L’essor des sciences participatives
En 2016, paraissait le rapport « Les sciences participatives en France. État des lieux, bonnes pratiques et recommandations », commandé par les ministres en charge de l’Éducation nationale, de l’Enseignement supérieur et de la Recherche à François Houllier, biologiste, alors président de l’Institut national de la recherche agronomique (INRA).
Ce rapport, qui fait encore référence aujourd’hui, définit les sciences participatives comme « des formes de production de connaissances scientifiques auxquelles des acteurs non-scientifiques professionnels – qu’il s’agisse d’individus ou de groupes – participent de façon active et délibérée ». Il note également l’essor considérable des projets de recherche faisant appel à la participation citoyenne, notamment dans les domaines du changement climatique et de l’évolution de la biodiversité, où l’apport de l’observation des non-spécialistes est considéré comme indispensable. Les projets culturels sont aussi concernés par les sciences participatives (transcriptions, enrichissement de données, projets linguistiques, généalogie…)
Différents niveaux de participation sont possibles, de la simple contribution des citoyens comme capteurs de données à leur participation active aux différentes phases de la recherche, de la définition des sujets jusqu’à l’analyse des données. Les types de participation (de l’observation de milieu au recueil du ressenti, en médecine par exemple) sont aussi variables que la taille de ces projets (de quelques dizaines à plusieurs milliers de participants). En 2016, le nombre de projets participatifs sur l’ensemble des projets de recherche plaçait la France dans le top 3 européens.
Il n’y a pas de label mais une charte des sciences participatives, conséquence du rapport Houiller, et signée par une trentaine d’établissements.
Les acteurs des sciences participatives
Il existe une structuration croissante des projets de recherche faisant appel à la participation citoyenne, à travers des réseaux et des associations.
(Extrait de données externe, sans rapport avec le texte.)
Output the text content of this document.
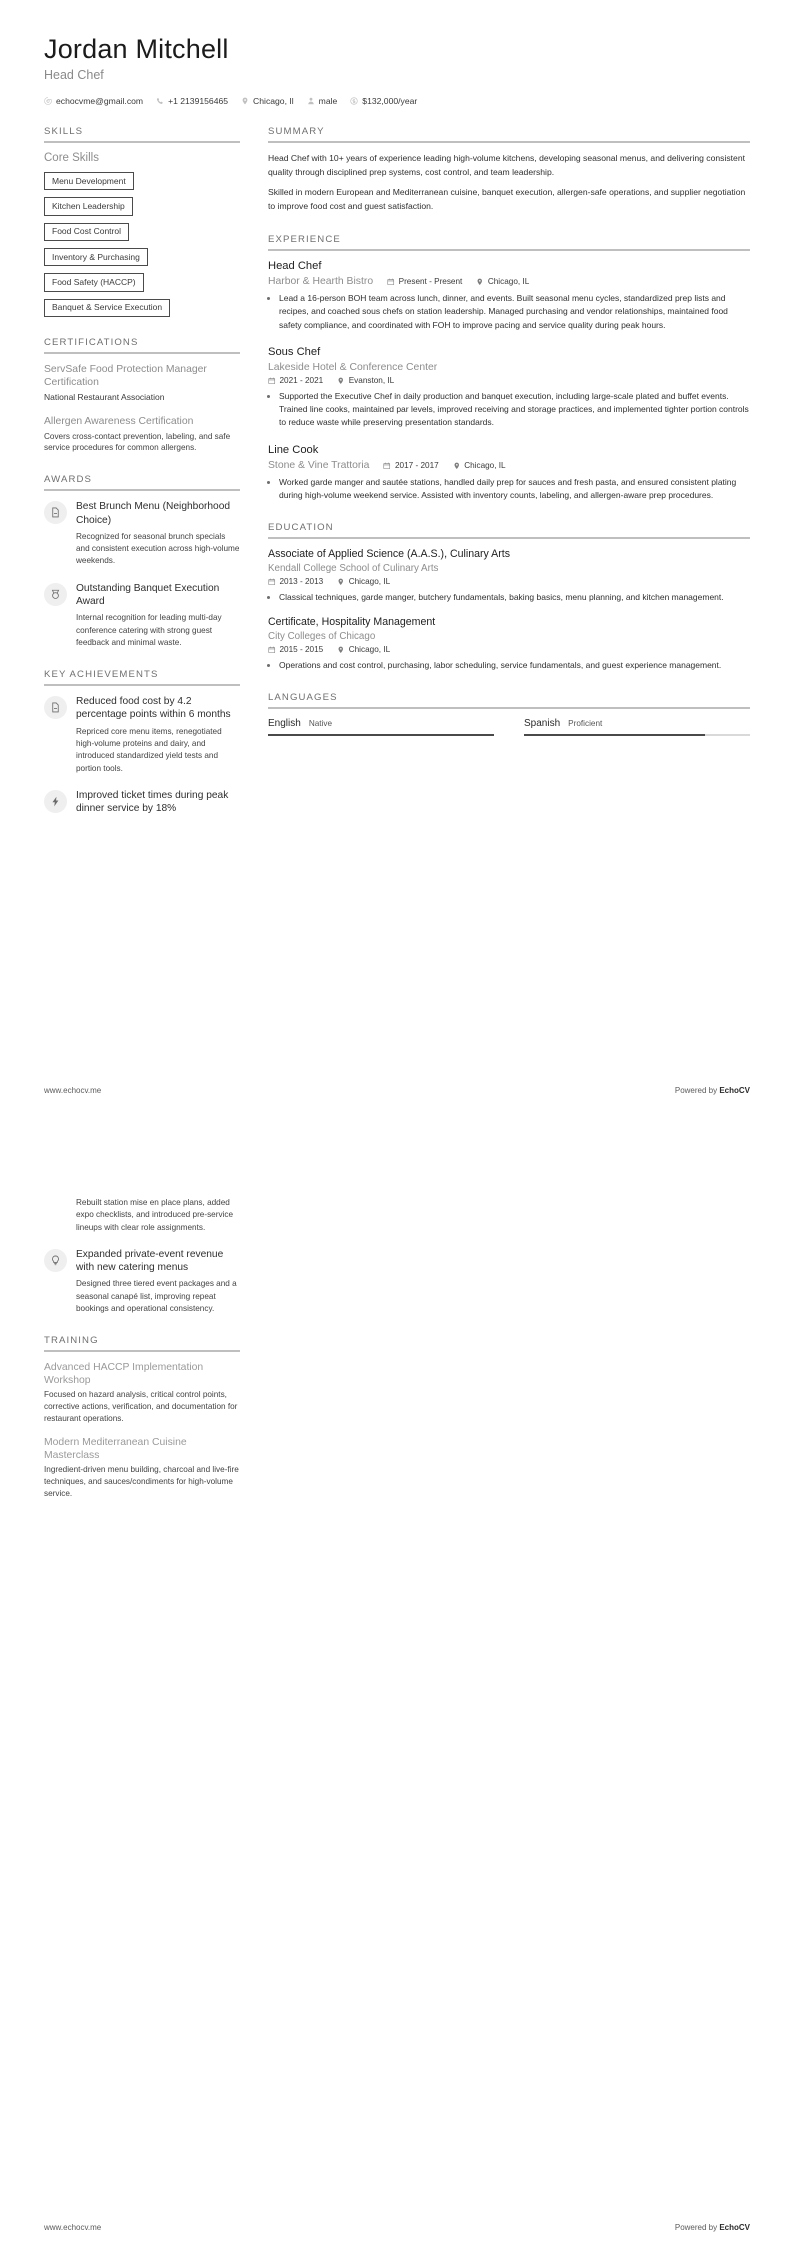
Jordan Mitchell
Head Chef
echocvme@gmail.com	+1 2139156465	Chicago, Il	male	$132,000/year
SKILLS
Core Skills
Menu Development
Kitchen Leadership
Food Cost Control
Inventory & Purchasing
Food Safety (HACCP)
Banquet & Service Execution
CERTIFICATIONS
ServSafe Food Protection Manager Certification
National Restaurant Association
Allergen Awareness Certification
Covers cross-contact prevention, labeling, and safe service procedures for common allergens.
AWARDS
Best Brunch Menu (Neighborhood Choice)
Recognized for seasonal brunch specials and consistent execution across high-volume weekends.
Outstanding Banquet Execution Award
Internal recognition for leading multi-day conference catering with strong guest feedback and minimal waste.
KEY ACHIEVEMENTS
Reduced food cost by 4.2 percentage points within 6 months
Repriced core menu items, renegotiated high-volume proteins and dairy, and introduced standardized yield tests and portion tools.
Improved ticket times during peak dinner service by 18%
SUMMARY

Head Chef with 10+ years of experience leading high-volume kitchens, developing seasonal menus, and delivering consistent quality through disciplined prep systems, cost control, and team leadership.

Skilled in modern European and Mediterranean cuisine, banquet execution, allergen-safe operations, and supplier negotiation to improve food cost and guest satisfaction.

EXPERIENCE
Head Chef
Harbor & Hearth Bistro	Present - Present	Chicago, IL
• Lead a 16-person BOH team across lunch, dinner, and events. Built seasonal menu cycles, standardized prep lists and recipes, and coached sous chefs on station leadership. Managed purchasing and vendor relationships, maintained food safety compliance, and coordinated with FOH to improve pacing and service quality during peak hours.
Sous Chef
Lakeside Hotel & Conference Center
2021 - 2021	Evanston, IL
• Supported the Executive Chef in daily production and banquet execution, including large-scale plated and buffet events. Trained line cooks, maintained par levels, improved receiving and storage practices, and implemented tighter portion controls to reduce waste while preserving presentation standards.
Line Cook
Stone & Vine Trattoria	2017 - 2017	Chicago, IL
• Worked garde manger and sautée stations, handled daily prep for sauces and fresh pasta, and ensured consistent plating during high-volume weekend service. Assisted with inventory counts, labeling, and allergen-aware prep procedures.
EDUCATION
Associate of Applied Science (A.A.S.), Culinary Arts
Kendall College School of Culinary Arts
2013 - 2013	Chicago, IL
• Classical techniques, garde manger, butchery fundamentals, baking basics, menu planning, and kitchen management.
Certificate, Hospitality Management
City Colleges of Chicago
2015 - 2015	Chicago, IL
• Operations and cost control, purchasing, labor scheduling, service fundamentals, and guest experience management.
LANGUAGES
English Native	Spanish Proficient
www.echocv.me	Powered by EchoCV
Rebuilt station mise en place plans, added expo checklists, and introduced pre-service lineups with clear role assignments.
Expanded private-event revenue with new catering menus
Designed three tiered event packages and a seasonal canapé list, improving repeat bookings and operational consistency.
TRAINING
Advanced HACCP Implementation Workshop
Focused on hazard analysis, critical control points, corrective actions, verification, and documentation for restaurant operations.
Modern Mediterranean Cuisine Masterclass
Ingredient-driven menu building, charcoal and live-fire techniques, and sauces/condiments for high-volume service.
www.echocv.me	Powered by EchoCV
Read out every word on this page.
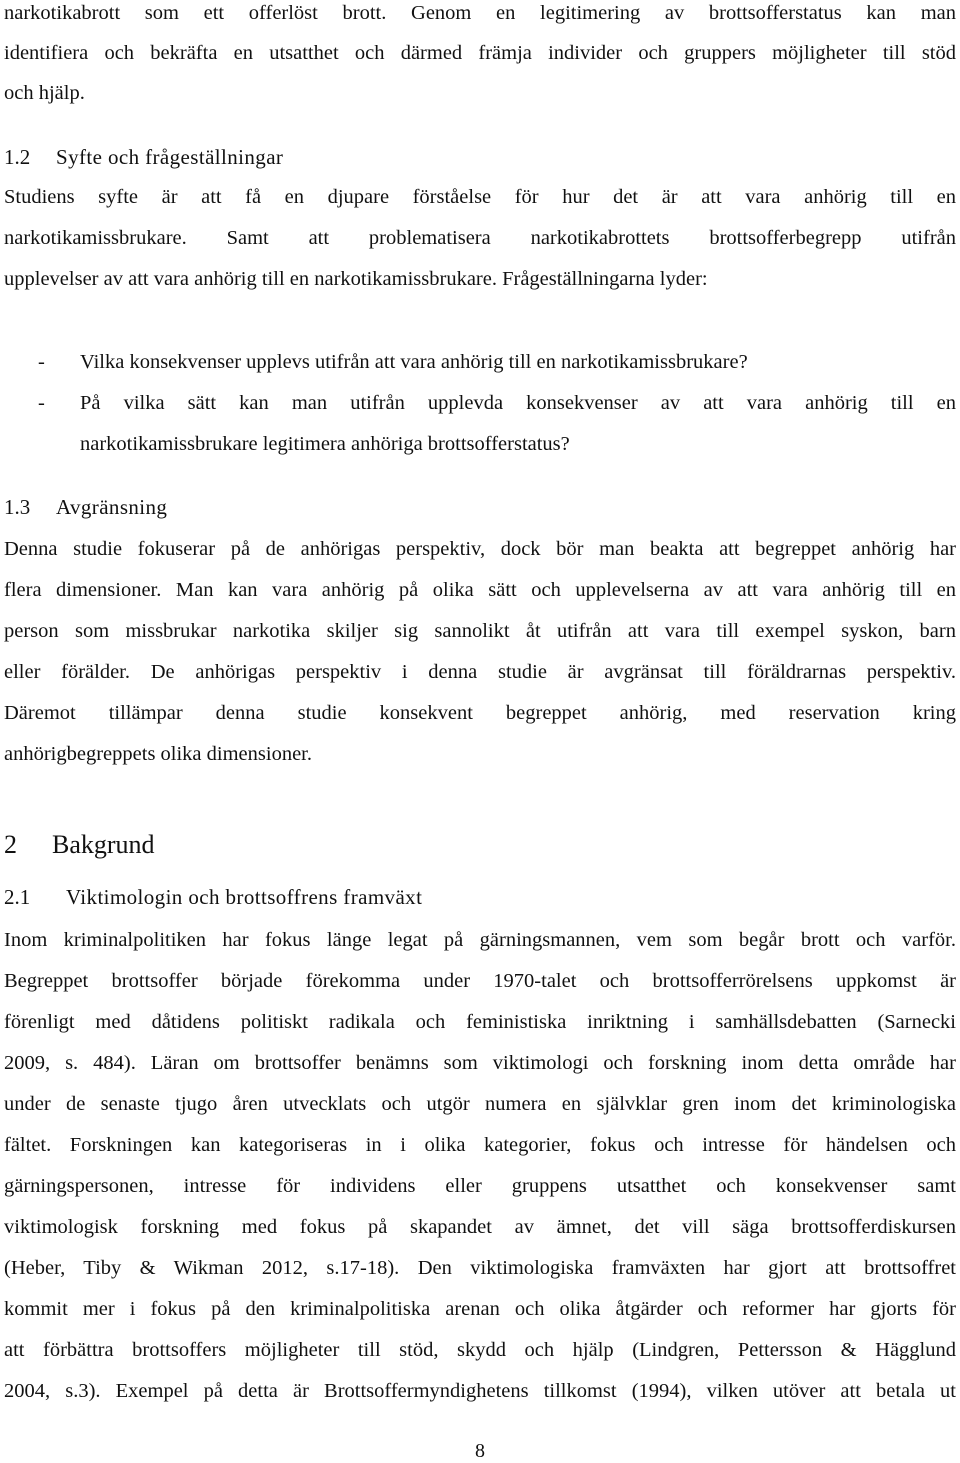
narkotikabrott som ett offerlöst brott. Genom en legitimering av brottsofferstatus kan man
identifiera och bekräfta en utsatthet och därmed främja individer och gruppers möjligheter till stöd
och hjälp.
1.2 Syfte och frågeställningar
Studiens syfte är att få en djupare förståelse för hur det är att vara anhörig till en
narkotikamissbrukare. Samt att problematisera narkotikabrottets brottsofferbegrepp utifrån
upplevelser av att vara anhörig till en narkotikamissbrukare. Frågeställningarna lyder:
- Vilka konsekvenser upplevs utifrån att vara anhörig till en narkotikamissbrukare?
- På vilka sätt kan man utifrån upplevda konsekvenser av att vara anhörig till en
narkotikamissbrukare legitimera anhöriga brottsofferstatus?
1.3 Avgränsning
Denna studie fokuserar på de anhörigas perspektiv, dock bör man beakta att begreppet anhörig har
flera dimensioner. Man kan vara anhörig på olika sätt och upplevelserna av att vara anhörig till en
person som missbrukar narkotika skiljer sig sannolikt åt utifrån att vara till exempel syskon, barn
eller förälder. De anhörigas perspektiv i denna studie är avgränsat till föräldrarnas perspektiv.
Däremot tillämpar denna studie konsekvent begreppet anhörig, med reservation kring
anhörigbegreppets olika dimensioner.
2 Bakgrund
2.1 Viktimologin och brottsoffrens framväxt
Inom kriminalpolitiken har fokus länge legat på gärningsmannen, vem som begår brott och varför.
Begreppet brottsoffer började förekomma under 1970-talet och brottsofferrörelsens uppkomst är
förenligt med dåtidens politiskt radikala och feministiska inriktning i samhällsdebatten (Sarnecki
2009, s. 484). Läran om brottsoffer benämns som viktimologi och forskning inom detta område har
under de senaste tjugo åren utvecklats och utgör numera en självklar gren inom det kriminologiska
fältet. Forskningen kan kategoriseras in i olika kategorier, fokus och intresse för händelsen och
gärningspersonen, intresse för individens eller gruppens utsatthet och konsekvenser samt
viktimologisk forskning med fokus på skapandet av ämnet, det vill säga brottsofferdiskursen
(Heber, Tiby & Wikman 2012, s.17-18). Den viktimologiska framväxten har gjort att brottsoffret
kommit mer i fokus på den kriminalpolitiska arenan och olika åtgärder och reformer har gjorts för
att förbättra brottsoffers möjligheter till stöd, skydd och hjälp (Lindgren, Pettersson & Hägglund
2004, s.3). Exempel på detta är Brottsoffermyndighetens tillkomst (1994), vilken utöver att betala ut
8
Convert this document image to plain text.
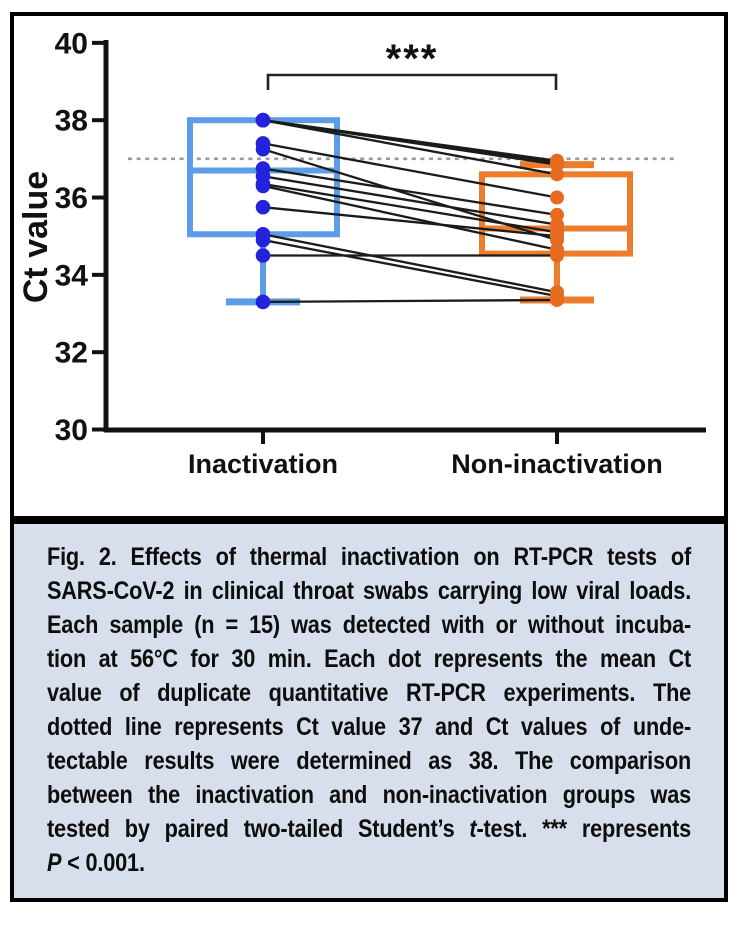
***
30
32
34
36
38
40
Inactivation	Non-inactivation
Ct value
Fig. 2. Effects of thermal inactivation on RT-PCR tests of
SARS-CoV-2 in clinical throat swabs carrying low viral loads.
Each sample (n = 15) was detected with or without incuba-
tion at 56°C for 30 min. Each dot represents the mean Ct
value of duplicate quantitative RT-PCR experiments. The
dotted line represents Ct value 37 and Ct values of unde-
tectable results were determined as 38. The comparison
between the inactivation and non-inactivation groups was
tested by paired two-tailed Student’s t-test. *** represents
P < 0.001.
Aux États-Unis, l’association SciStarter forme des citoyens ou des professionnels à la mise en place de projets de sciences participatives, offre des outils et des ressources en ligne, et propose notamment aux bibliothèques des kits autour des projets les plus populaires du réseau.
eu-citizen.science est une plate-forme européenne dédiée au partage de connaissances, d’outils, de formations et de ressources en sciences participatives. Elle a notamment réuni, à l’automne 2024, 10 bibliothèques européennes pour présenter les projets mis en place dans chacune d’elles et réfléchir au rôle des bibliothèques dans le développement des sciences participatives.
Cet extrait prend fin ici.